From both sides, the message became muddied. I kept staring at the facts presented and tried to do the necessary calculations to figure out who was right and who was wrong. This might have been a big part of the problem.
Somewhere during the past seven months — and heck, it might go back more than three years — the Platte County R-3 tax levy proposal seemed to veer away from the actual issue and started to become about numbers. Specifically, what numbers could be thrown around to cast doubt on the message.
Organized opposition, which surfaced during a similar failed proposal in 2012, continued to question the ethics and findings of the Platte County district officials, who in turn did what they could to prove their facts as flawed. Really, the whole process became tiring for me as an objective reporter, and I’m sure for voters, too.
You know, the people actually tasked with making this $29-million decision.
You could easily lose sight of the big issue at hand, namely does Platte County have capacity issues in its buildings and should the money be spent now to try and address those. Looking back, it seems really simple, yet the process of coming to an answer — a resounding 55-percent approval from voters in Tuesday’s election, which you can read more about starting on the front page of this week’s issue — required exhaustive work.
From district officials. From those in staunch opposition. From me, to be quite honest.
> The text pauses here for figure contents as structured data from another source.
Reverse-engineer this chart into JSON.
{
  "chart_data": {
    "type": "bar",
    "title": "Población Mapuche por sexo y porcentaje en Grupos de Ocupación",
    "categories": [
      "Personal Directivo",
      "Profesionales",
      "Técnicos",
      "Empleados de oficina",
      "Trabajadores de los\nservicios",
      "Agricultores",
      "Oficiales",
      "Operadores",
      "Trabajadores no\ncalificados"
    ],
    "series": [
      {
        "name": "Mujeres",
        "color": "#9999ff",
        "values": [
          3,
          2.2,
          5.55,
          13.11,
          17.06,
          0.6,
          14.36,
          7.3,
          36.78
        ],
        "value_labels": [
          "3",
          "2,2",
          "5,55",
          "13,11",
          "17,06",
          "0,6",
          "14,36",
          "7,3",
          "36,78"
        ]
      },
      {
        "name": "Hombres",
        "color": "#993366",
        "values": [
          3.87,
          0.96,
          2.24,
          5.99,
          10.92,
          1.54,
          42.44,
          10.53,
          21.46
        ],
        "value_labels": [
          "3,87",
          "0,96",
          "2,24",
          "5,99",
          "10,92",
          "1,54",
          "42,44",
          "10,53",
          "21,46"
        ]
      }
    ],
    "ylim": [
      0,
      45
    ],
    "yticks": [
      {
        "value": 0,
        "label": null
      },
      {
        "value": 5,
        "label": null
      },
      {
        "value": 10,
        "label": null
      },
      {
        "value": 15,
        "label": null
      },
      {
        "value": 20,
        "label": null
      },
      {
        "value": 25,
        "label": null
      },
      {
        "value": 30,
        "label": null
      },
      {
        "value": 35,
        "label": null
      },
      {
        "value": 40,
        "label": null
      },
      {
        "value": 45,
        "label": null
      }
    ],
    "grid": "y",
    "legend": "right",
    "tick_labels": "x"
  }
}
I don’t have a straight-party view to issues in the political world. Believe what you want based on what’s been written in these pages since I took charge of this fine newspaper last summer, but I’m truly on the side of objective facts.
I hope that readers can let go of any preconceived notions from stances taken under the previous regime. I wanted to build my credibility from the start, and I’ve really tried to do that.
In the leadup to this election, I provided factual news stories that contained information from both sides of the tax levy — for and against. I did my best to interact with outspoken district critic Kirby Holden. I spent a lot of time with Platte County superintendent Dr. Mike Reik.
From the information gathered, I formed opinions that I shared in this space when I deemed it necessary. I tried not to overload, you the reader, on this one issue because I know there is more to Platte County than just the district with a high school in the county seat.
Yet, I didn’t always feel like my message was received fairly.
I became the victim of a somewhat personal attack from Holden last week on his Facebook page set up to provide an outlet for his research into the school district.
I don’t mind that. I have to put my name behind these words in a very public forum, and others can call me out when I mess up.
What did bother me was that the merits of my hard work and research came into question. But not for the overall message but an interpretation of two paragraphs in a 1,000-plus word opinion story that contained a lot of facts and polished opinions.
That became the downfall of this campaign.
We stopped talking about education and needs of children and started arguing semantics. That’s when it really started to become taxing.
Now we can stop talking about fiscal responsibility, debt per student and “flawed studies.”
Platte County has a population issue.
This can not be denied. Could some space in the current schools be used a bit differently? Perhaps. Will this problem continue to worsen? Yes.
That’s why the votes cast have so much power. The work can start now to try and realign some of the pieces to the district’s jigsaw puzzle, which has been put together during a period of rapid growth the past 20-plus years.
Reik didn’t want to make an excuse leading up to the election, but I brought up the idea of how hard it must have been for district officials in the past to foresee and fund the growing needs of the district.
Taxpayers are probably still paying the inconvenient growth in students that has forced creative solutions to packed classrooms.
After all, starting from scratch can be a very expensive proposition no one wanted to consider.
So Platte County added a middle school here, a couple of elementary schools there and combined buildings over time. This district is still growing, and we can argue the merits of the current education system and whether the government has bloated the budgets of schools.
Like I said last week, that goes well beyond Platte County R-3’s current needs and won’t be solved by voting down needed building projects. The by-product of these larger governmental issues gave us this: a lengthy campaign with too much negativity coming from both sides.
“I am disheartened by the amount of partisan politics that now seems to be a part of our school district elections, and I’m not just speaking about Platte County,” Reik said. “That is not a good development in my opinion for kids. We aren’t taking care of a party; we are serving our children.”
Well said. Just like most of Reik’s message that resulted in approval of this tax levy.